Here’s the timeline of the council’s work, according to the application:
- By Dec. 31, 2010, the council will recommend statewide definitions of teacher and principal effectiveness and adopt guidelines for identifying measures of their effectiveness.
- By Sept. 30, 2011, the council will recommend policy changes, including changes in state law, to clear the way for school districts to use evaluations in determining teacher pay, retention, removal and tenure.
- By fall 2012-13, all school districts participating in the Race to the Top will implement evaluation systems that have at least four ratings categories and that use student growth measures to determine at least 50 percent of a teacher or principal’s rating.

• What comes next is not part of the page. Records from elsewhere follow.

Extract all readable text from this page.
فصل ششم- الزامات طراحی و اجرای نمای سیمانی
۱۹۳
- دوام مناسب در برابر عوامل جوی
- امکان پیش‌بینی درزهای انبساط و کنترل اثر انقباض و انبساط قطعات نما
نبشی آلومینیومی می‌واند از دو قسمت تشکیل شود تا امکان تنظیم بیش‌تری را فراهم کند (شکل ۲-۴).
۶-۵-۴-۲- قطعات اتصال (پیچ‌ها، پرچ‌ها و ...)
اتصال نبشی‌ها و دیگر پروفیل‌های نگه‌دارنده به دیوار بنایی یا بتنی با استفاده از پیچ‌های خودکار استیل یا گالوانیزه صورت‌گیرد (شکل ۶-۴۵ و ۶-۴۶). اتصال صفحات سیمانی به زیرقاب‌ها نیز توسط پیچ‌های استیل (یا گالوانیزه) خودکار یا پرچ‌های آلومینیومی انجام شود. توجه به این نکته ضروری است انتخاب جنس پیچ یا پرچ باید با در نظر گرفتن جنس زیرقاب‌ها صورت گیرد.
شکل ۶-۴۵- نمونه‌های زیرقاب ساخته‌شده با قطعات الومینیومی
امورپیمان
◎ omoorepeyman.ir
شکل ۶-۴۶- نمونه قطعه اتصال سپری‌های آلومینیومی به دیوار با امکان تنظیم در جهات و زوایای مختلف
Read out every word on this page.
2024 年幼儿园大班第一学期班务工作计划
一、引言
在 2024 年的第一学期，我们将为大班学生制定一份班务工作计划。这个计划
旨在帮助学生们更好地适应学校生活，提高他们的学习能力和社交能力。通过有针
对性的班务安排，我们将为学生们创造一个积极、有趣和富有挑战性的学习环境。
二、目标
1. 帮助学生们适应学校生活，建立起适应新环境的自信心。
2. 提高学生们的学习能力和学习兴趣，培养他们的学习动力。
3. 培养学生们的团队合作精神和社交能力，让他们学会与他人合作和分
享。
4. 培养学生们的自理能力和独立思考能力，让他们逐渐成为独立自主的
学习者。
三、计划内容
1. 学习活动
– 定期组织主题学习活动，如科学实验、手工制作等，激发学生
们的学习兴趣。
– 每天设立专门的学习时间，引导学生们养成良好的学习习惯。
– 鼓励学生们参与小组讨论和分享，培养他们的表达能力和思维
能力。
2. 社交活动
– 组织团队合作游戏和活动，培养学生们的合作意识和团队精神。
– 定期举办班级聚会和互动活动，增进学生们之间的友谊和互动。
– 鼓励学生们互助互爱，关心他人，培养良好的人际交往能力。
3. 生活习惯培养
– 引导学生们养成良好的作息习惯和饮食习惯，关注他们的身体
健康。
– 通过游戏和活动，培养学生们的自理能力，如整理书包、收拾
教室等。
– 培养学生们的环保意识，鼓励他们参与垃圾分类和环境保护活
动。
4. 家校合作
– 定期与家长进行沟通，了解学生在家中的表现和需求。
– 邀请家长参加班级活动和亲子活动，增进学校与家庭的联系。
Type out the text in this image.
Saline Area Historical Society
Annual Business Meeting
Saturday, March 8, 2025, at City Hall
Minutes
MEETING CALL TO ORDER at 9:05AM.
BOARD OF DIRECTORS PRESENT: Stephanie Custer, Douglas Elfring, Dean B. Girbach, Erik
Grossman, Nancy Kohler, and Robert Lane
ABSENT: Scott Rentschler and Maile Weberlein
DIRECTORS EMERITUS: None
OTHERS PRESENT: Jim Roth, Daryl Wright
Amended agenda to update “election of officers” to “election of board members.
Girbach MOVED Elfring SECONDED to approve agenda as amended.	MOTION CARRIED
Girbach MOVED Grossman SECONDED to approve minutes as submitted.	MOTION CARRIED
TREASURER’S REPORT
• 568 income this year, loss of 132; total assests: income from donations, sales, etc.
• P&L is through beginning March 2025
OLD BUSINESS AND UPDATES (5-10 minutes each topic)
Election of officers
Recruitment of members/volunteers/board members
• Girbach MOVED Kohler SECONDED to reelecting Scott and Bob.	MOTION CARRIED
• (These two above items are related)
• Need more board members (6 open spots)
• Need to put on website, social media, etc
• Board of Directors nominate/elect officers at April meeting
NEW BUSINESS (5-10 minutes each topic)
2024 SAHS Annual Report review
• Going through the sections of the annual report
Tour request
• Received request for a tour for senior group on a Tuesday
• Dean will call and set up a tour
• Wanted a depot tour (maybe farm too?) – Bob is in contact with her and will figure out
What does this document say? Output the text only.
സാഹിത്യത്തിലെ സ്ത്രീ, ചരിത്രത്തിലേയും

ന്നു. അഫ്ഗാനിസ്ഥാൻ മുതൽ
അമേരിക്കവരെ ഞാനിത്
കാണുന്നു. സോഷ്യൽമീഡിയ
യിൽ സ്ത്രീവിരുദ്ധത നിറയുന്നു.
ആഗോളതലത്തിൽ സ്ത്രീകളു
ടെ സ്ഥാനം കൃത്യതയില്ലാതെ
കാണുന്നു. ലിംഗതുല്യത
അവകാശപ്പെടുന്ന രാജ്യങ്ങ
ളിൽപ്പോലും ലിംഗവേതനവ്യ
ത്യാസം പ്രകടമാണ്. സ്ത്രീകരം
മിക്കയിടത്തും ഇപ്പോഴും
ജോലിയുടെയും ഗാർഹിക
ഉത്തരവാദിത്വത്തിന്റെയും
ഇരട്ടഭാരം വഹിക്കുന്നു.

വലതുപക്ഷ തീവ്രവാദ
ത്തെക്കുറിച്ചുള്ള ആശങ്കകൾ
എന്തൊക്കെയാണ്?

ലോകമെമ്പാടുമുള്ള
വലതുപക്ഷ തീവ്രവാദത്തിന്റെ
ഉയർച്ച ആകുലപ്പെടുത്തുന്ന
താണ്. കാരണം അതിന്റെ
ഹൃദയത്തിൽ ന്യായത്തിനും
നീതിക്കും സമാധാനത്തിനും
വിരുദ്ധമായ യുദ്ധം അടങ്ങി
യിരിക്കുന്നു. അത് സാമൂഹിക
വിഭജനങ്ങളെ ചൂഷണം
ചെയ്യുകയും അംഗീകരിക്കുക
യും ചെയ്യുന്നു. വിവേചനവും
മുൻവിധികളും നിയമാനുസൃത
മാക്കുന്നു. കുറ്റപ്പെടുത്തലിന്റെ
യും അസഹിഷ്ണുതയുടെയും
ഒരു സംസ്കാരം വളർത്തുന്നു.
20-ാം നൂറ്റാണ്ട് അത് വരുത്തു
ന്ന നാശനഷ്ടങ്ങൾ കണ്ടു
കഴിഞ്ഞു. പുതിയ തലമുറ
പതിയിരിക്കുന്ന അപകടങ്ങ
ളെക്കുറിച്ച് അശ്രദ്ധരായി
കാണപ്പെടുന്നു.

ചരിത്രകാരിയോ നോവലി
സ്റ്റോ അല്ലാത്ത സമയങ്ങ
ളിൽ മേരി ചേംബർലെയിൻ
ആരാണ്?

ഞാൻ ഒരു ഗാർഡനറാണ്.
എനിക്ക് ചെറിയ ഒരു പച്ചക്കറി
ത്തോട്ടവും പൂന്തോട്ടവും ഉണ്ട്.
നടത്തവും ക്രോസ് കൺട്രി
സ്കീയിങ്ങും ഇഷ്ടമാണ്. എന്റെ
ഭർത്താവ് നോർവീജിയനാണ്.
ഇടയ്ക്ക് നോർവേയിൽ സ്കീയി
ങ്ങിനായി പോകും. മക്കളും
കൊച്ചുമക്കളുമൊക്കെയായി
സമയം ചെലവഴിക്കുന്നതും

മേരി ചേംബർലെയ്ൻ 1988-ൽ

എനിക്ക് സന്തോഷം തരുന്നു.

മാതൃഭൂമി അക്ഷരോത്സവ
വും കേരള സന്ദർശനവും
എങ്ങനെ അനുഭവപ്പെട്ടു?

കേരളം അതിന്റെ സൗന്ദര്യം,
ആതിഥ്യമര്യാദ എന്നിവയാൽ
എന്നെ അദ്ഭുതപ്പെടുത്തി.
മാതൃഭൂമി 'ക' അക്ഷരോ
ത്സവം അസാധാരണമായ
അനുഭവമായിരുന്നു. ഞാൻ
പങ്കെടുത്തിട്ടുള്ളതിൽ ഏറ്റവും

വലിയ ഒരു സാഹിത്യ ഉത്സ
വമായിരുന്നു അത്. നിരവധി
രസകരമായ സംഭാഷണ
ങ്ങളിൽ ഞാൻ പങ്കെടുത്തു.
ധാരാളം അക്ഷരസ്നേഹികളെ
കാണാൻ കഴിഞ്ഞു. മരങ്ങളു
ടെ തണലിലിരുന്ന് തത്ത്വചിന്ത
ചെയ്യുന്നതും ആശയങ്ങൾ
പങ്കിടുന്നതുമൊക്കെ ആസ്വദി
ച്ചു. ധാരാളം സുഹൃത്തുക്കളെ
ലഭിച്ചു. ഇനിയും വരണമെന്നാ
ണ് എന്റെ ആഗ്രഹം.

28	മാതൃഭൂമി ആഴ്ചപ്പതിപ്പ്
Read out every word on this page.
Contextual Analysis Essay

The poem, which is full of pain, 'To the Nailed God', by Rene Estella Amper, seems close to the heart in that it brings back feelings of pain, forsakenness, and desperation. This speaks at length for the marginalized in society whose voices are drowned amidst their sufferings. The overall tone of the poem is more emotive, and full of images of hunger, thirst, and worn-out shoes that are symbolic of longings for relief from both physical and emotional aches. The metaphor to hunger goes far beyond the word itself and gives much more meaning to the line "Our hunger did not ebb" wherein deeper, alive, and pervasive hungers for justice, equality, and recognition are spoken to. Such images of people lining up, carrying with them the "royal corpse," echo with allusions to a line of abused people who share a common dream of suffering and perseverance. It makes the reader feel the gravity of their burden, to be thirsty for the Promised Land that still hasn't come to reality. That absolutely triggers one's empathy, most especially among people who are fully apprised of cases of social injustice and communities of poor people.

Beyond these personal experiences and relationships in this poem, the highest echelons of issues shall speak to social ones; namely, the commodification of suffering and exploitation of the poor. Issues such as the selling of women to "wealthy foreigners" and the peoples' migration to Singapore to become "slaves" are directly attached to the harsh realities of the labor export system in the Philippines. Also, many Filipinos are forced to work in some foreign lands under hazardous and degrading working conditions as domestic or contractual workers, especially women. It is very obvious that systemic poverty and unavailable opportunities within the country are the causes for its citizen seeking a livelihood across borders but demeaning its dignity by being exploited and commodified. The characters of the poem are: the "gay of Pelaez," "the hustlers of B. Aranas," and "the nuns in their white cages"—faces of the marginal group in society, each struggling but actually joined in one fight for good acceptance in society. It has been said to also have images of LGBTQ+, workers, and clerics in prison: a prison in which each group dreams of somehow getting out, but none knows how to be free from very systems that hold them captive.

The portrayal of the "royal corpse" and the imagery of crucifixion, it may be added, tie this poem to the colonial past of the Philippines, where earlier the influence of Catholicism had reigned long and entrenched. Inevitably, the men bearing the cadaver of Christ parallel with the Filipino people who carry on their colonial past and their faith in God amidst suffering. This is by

- By 2013-2014, those districts will use their new evaluations in making decisions about the pay, promotion, retention and removal of teachers “after they have had ample opportunities to improve.”
“Teachers and principals will have timely feedback to identify areas for improvement, access to meaningful and relevant resources to address such areas, and ample opportunity to take advantage of such resources,” the application states.
‘Weak link nationwide’
Coverage of Race to the Top has focused on its emphasis on linking student growth to teacher evaluations, in part it’s the single largest chunk of possible points in the 500-point application.
It’s also controversial, and Colorado is far from the only state perceived by some as weak in that area.
“Teacher effectiveness is a weak link nationwide,” said Joe Williams, executive director of the New York-based Democrats for Education Reform, which supports many of the ideas pushed in the Race contest.
Colorado is seen as stronger in other key areas. Some states, including New York, tripped over efforts to loosen caps on charter schools – Colorado has no such limits.
The state has a student data system, the Colorado Growth Model, being adopted by others and it recently adopted “fewer, higher and clearer” academic standards in 13 content areas.
Still, the application promises to “dramatically transform public education” and initiatives spelled out in its 152 pages could do just that in the 134 districts statewide that have agreed to participate.
Small rural districts would receive unprecedented help in linking into, and using, the state’s student data system. Urban districts could get as much as $2 million per school to help turn around their lowest performers.
Teachers would be asked to share model lessons and those whose lessons are rated highest by their peers would win $10,000. Students in high-poverty schools could benefit from a plan to ensure their teachers are just as effective in those at more affluent campuses.
Winners will be announced in April. If Colorado isn’t among them, round 2 kicks off in June.
“If they make it through in the first round and are successful, fantastic,” Duncan said Tuesday of the application from Colorado officials. “If not, we expect them to come back in the second round.”